I opened #48918 to handle the bad state better during the upgrade, which will allow you to recover the data from this cluster. While you're waiting for that to be merged and released you might like to restore the data from your most recent backup into a new cluster.
For future reference I really would not recommend trying elasticsearch-node unsafe-bootstrap unless you are certain it will help. It really can lead to data loss, and you weren't in the kind of situation it's supposed to be used in. I hope it hasn't done too much damage.

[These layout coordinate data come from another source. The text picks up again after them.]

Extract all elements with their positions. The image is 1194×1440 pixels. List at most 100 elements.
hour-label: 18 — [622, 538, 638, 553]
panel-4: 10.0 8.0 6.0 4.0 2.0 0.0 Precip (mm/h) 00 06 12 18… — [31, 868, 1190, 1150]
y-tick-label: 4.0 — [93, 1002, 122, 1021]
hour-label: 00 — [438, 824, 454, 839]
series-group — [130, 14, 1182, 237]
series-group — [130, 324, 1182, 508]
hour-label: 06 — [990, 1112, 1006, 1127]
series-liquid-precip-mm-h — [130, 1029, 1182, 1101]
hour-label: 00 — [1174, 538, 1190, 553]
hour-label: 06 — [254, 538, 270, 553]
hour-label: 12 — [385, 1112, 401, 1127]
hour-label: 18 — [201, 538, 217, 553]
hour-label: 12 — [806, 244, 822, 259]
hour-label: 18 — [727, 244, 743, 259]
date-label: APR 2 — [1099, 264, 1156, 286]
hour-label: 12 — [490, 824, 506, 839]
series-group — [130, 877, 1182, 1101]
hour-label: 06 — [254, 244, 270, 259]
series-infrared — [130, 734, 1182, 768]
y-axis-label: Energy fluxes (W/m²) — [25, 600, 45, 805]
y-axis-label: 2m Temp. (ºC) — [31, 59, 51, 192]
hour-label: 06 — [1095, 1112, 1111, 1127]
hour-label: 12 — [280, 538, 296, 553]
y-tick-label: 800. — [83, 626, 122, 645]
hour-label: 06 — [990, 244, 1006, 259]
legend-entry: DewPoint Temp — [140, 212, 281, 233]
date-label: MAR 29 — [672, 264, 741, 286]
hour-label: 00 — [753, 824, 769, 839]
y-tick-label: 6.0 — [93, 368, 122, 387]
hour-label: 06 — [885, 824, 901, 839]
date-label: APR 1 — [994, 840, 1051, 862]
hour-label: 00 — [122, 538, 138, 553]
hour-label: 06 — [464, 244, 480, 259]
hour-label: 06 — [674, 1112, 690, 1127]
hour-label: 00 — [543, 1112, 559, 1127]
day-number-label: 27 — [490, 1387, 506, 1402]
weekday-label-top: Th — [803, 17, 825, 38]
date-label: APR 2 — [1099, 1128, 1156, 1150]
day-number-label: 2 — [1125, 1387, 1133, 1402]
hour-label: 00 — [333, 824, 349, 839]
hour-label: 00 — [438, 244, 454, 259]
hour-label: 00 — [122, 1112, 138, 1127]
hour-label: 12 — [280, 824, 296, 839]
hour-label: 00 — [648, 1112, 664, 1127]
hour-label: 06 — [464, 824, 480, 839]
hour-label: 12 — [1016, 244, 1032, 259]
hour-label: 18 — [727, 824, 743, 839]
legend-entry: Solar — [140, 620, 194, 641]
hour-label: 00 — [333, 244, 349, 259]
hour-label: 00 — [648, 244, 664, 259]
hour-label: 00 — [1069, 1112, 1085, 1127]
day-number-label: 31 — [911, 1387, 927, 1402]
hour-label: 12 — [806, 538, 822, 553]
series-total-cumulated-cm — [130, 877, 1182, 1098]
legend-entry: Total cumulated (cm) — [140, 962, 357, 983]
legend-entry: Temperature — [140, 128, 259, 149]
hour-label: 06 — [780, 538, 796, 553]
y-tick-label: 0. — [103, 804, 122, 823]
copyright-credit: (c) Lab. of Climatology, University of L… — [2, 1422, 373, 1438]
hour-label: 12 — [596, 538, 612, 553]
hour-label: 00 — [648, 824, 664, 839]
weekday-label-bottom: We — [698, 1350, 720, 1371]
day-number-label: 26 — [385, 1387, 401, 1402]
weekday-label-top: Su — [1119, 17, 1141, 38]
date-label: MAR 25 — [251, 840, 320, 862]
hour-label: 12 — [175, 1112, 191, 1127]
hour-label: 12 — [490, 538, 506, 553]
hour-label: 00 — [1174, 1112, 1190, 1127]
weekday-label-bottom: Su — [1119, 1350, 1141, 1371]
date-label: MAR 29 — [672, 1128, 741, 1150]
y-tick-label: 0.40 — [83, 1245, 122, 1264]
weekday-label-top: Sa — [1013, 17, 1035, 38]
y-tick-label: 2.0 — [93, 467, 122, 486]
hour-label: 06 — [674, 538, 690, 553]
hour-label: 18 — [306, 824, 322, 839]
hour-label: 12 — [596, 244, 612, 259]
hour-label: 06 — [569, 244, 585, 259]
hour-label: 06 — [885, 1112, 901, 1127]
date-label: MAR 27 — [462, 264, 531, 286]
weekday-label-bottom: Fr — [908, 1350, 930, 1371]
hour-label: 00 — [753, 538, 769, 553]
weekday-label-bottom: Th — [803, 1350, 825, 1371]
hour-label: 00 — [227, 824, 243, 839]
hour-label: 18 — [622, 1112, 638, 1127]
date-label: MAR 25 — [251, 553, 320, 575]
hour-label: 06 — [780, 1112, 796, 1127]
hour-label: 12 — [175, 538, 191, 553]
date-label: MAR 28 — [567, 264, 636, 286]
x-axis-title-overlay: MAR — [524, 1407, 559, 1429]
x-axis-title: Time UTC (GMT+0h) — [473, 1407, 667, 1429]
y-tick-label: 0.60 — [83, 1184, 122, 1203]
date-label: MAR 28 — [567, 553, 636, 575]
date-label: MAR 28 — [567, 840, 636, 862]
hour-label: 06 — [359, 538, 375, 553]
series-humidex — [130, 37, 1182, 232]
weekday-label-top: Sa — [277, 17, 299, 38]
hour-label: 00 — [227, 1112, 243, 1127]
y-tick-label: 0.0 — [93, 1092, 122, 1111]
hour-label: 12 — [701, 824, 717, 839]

I would also recommend adjusting your snapshot strategy to better match your RPO. Elasticsearch snapshots are incremental so do not normally need very much extra space, and are designed to keep data offsite (e.g. on S3 or on a network filesystem) for when local space is limited.
Ok, i will start the node with the backup and keep the old data stored.
When there's a new release with that code included I will attempt to start a side cluster with the corrupt data and if successful transfer the data from one to the other.
I noticed that the patch was in the 7.5 branch so I cloned the elastic repo and compiled it from source and tried to start the node.
Unfortunately it still says exactly the same log messages (as far as I can see).
The log messages are available in the following link:
I checked the patch and for it to be working as I understand it should be printing "[{}] found metadata for deleted index [{}]" messages to the log but it isn't.
I do not recommend using a -SNAPSHOT build on your production data. It might leave your data in a worse state, or it might be impossible to subsequently upgrade to a proper release build (or even another -SNAPSHOT build).
The changes in #48918 only affect upgrades from 6.x so will have no effect on your cluster since it looks like it has already been upgraded. When 7.5.0 is released I'll be in touch to help you fool Elasticsearch into thinking it's doing an upgrade again.